As a customer, how do you find the tea that suits you?
On arrival we briefly explain the system. The teas are sorted according to how oxidised they are, from white to yellow, green, Oolong, and black teas, and at the end, Pu-erh. From there the customer can muscle their way in and decide what suits them. For those who are still left scratching their heads, there is also the chance to pick their favorite aromas, whether it be floral, grassy or just powerful. The caffeine levels may also play a roll. On this point there is much misunderstanding, as many customers get tea and herbal tea confused. All authentic teas originate from the same plant, which can then be processed in different ways, in a similar vein to wine. We also sell a few carefully selected herbal teas, such as verbena and lavender.
What is your favourite tea? Where can Berliners drink good tea?

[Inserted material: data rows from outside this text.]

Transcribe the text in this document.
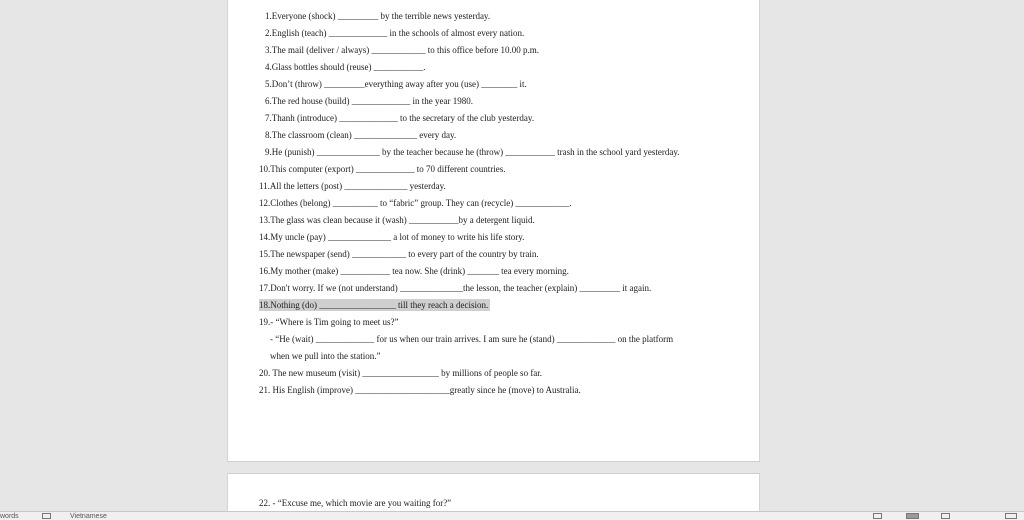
1.Everyone (shock) _________ by the terrible news yesterday.
2.English (teach) _____________ in the schools of almost every nation.
3.The mail (deliver / always) ____________ to this office before 10.00 p.m.
4.Glass bottles should (reuse) ___________.
5.Don’t (throw) _________everything away after you (use) ________ it.
6.The red house (build) _____________ in the year 1980.
7.Thanh (introduce) _____________ to the secretary of the club yesterday.
8.The classroom (clean) ______________ every day.
9.He (punish) ______________ by the teacher because he (throw) ___________ trash in the school yard yesterday.
10.This computer (export) _____________ to 70 different countries.
11.All the letters (post) ______________ yesterday.
12.Clothes (belong) __________ to “fabric” group. They can (recycle) ____________.
13.The glass was clean because it (wash) ___________by a detergent liquid.
14.My uncle (pay) ______________ a lot of money to write his life story.
15.The newspaper (send) ____________ to every part of the country by train.
16.My mother (make) ___________ tea now. She (drink) _______ tea every morning.
17.Don't worry. If we (not understand) ______________the lesson, the teacher (explain) _________ it again.
18.Nothing (do) _________________ till they reach a decision.
19.- “Where is Tim going to meet us?”
- “He (wait) _____________ for us when our train arrives. I am sure he (stand) _____________ on the platform
when we pull into the station.”
20. The new museum (visit) _________________ by millions of people so far.
21. His English (improve) _____________________greatly since he (move) to Australia.
22. - “Excuse me, which movie are you waiting for?”
words	Vietnamese
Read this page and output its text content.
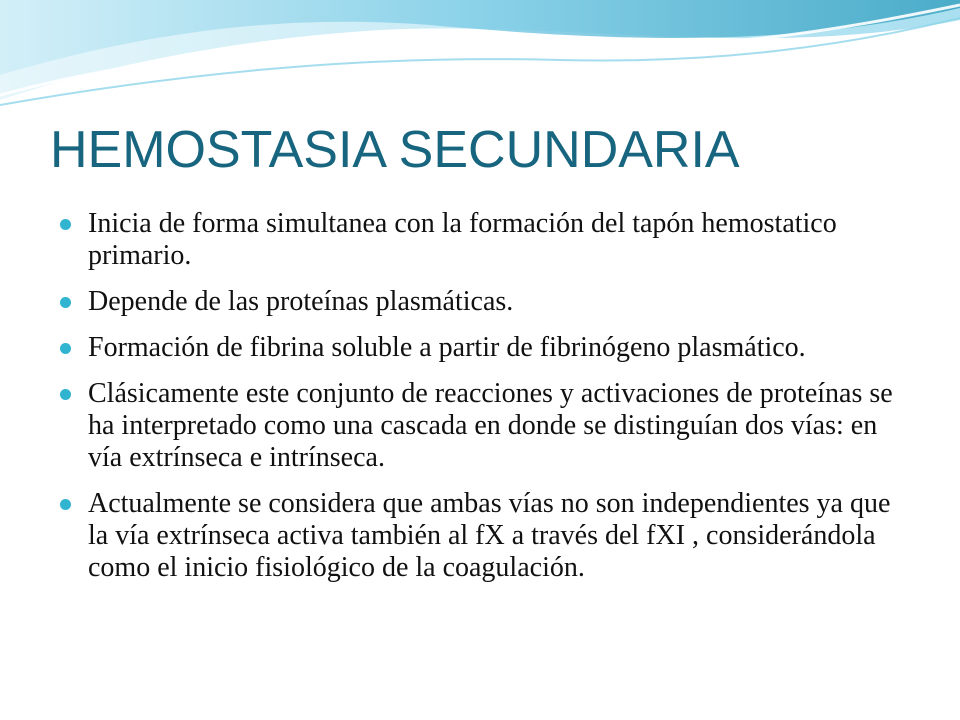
HEMOSTASIA SECUNDARIA
Inicia de forma simultanea con la formación del tapón hemostatico primario.
Depende de las proteínas plasmáticas.
Formación de fibrina soluble a partir de fibrinógeno plasmático.
Clásicamente este conjunto de reacciones y activaciones de proteínas se ha interpretado como una cascada en donde se distinguían dos vías: en vía extrínseca e intrínseca.
Actualmente se considera que ambas vías no son independientes ya que la vía extrínseca activa también al fX a través del fXI , considerándola como el inicio fisiológico de la coagulación.
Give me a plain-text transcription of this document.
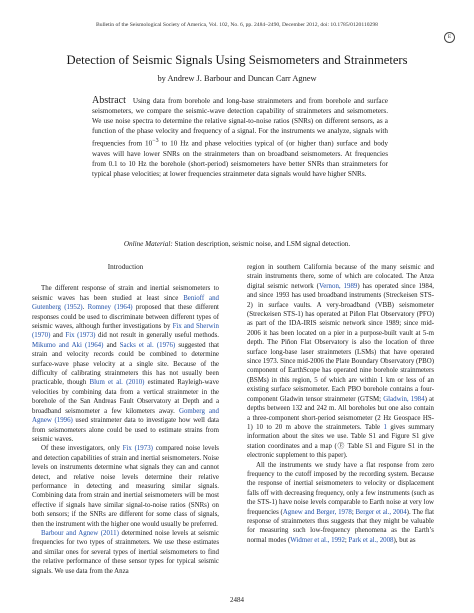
Bulletin of the Seismological Society of America, Vol. 102, No. 6, pp. 2484–2490, December 2012, doi: 10.1785/0120110298
E
Detection of Seismic Signals Using Seismometers and Strainmeters
by Andrew J. Barbour and Duncan Carr Agnew
Abstract Using data from borehole and long-base strainmeters and from borehole and surface seismometers, we compare the seismic-wave detection capability of strainmeters and seismometers. We use noise spectra to determine the relative signal-to-noise ratios (SNRs) on different sensors, as a function of the phase velocity and frequency of a signal. For the instruments we analyze, signals with frequencies from $10^{-3}$ to 10 Hz and phase velocities typical of (or higher than) surface and body waves will have lower SNRs on the strainmeters than on broadband seismometers. At frequencies from 0.1 to 10 Hz the borehole (short-period) seismometers have better SNRs than strainmeters for typical phase velocities; at lower frequencies strainmeter data signals would have higher SNRs.
Online Material: Station description, seismic noise, and LSM signal detection.
Introduction

The different response of strain and inertial seismometers to seismic waves has been studied at least since Benioff and Gutenberg (1952). Romney (1964) proposed that these different responses could be used to discriminate between different types of seismic waves, although further investigations by Fix and Sherwin (1970) and Fix (1973) did not result in generally useful methods. Mikumo and Aki (1964) and Sacks et al. (1976) suggested that strain and velocity records could be combined to determine surface-wave phase velocity at a single site. Because of the difficulty of calibrating strainmeters this has not usually been practicable, though Blum et al. (2010) estimated Rayleigh-wave velocities by combining data from a vertical strainmeter in the borehole of the San Andreas Fault Observatory at Depth and a broadband seismometer a few kilometers away. Gomberg and Agnew (1996) used strainmeter data to investigate how well data from seismometers alone could be used to estimate strains from seismic waves.

Of these investigators, only Fix (1973) compared noise levels and detection capabilities of strain and inertial seismometers. Noise levels on instruments determine what signals they can and cannot detect, and relative noise levels determine their relative performance in detecting and measuring similar signals. Combining data from strain and inertial seismometers will be most effective if signals have similar signal-to-noise ratios (SNRs) on both sensors; if the SNRs are different for some class of signals, then the instrument with the higher one would usually be preferred.

Barbour and Agnew (2011) determined noise levels at seismic frequencies for two types of strainmeters. We use these estimates and similar ones for several types of inertial seismometers to find the relative performance of these sensor types for typical seismic signals. We use data from the Anza

region in southern California because of the many seismic and strain instruments there, some of which are colocated. The Anza digital seismic network (Vernon, 1989) has operated since 1984, and since 1993 has used broadband instruments (Streckeisen STS-2) in surface vaults. A very-broadband (VBB) seismometer (Streckeisen STS-1) has operated at Piñon Flat Observatory (PFO) as part of the IDA-IRIS seismic network since 1989; since mid-2006 it has been located on a pier in a purpose-built vault at 5-m depth. The Piñon Flat Observatory is also the location of three surface long-base laser strainmeters (LSMs) that have operated since 1973. Since mid-2006 the Plate Boundary Observatory (PBO) component of EarthScope has operated nine borehole strainmeters (BSMs) in this region, 5 of which are within 1 km or less of an existing surface seismometer. Each PBO borehole contains a four-component Gladwin tensor strainmeter (GTSM; Gladwin, 1984) at depths between 132 and 242 m. All boreholes but one also contain a three-component short-period seismometer (2 Hz Geospace HS-1) 10 to 20 m above the strainmeters. Table 1 gives summary information about the sites we use. Table S1 and Figure S1 give station coordinates and a map (Ⓔ Table S1 and Figure S1 in the electronic supplement to this paper).

All the instruments we study have a flat response from zero frequency to the cutoff imposed by the recording system. Because the response of inertial seismometers to velocity or displacement falls off with decreasing frequency, only a few instruments (such as the STS-1) have noise levels comparable to Earth noise at very low frequencies (Agnew and Berger, 1978; Berger et al., 2004). The flat response of strainmeters thus suggests that they might be valuable for measuring such low-frequency phenomena as the Earth’s normal modes (Widmer et al., 1992; Park et al., 2008), but as

2484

I drink different teas at different points in the day and in different situations. In the morning I drink Japanese green teas, because they are grassy, strong and contain much vitamin C. It’s almost like eating a meal.
Another great green tea is the An Ji Bai Cha, an early picking. It contains much L-Theanin. If I had to name one thing that separated tea from coffee it would definitely be L-Theanin. It travels directly through the blood-brain barrier and releases alpha waves there, which in turn releases dopamine. Therefore tea is both relaxing and invigorating. When combined with caffeine it becomes the perfect ‘drug’.
Another tea I love to drink is the Pu Er Bai Ya, which has a very vegetal and resinous aroma. It contains a lot of caffeine, and I usually have a mug in the early afternoon when I have an energy low and I either need a boost or am about to go out against my better judgment. The Oriental Beauty is another favorite of mine, the only tea which starts to oxidise while still attached to the bush. Because of this it tastes very sweet. Supposedly the Queen named it, as it is her favorite tea.
In Berlin I drink tea at Mamecha on Mulackstrasse, a Japanese tea house which serves great tea. Regarding tea, there is still space for a a lote more to come in Berlin.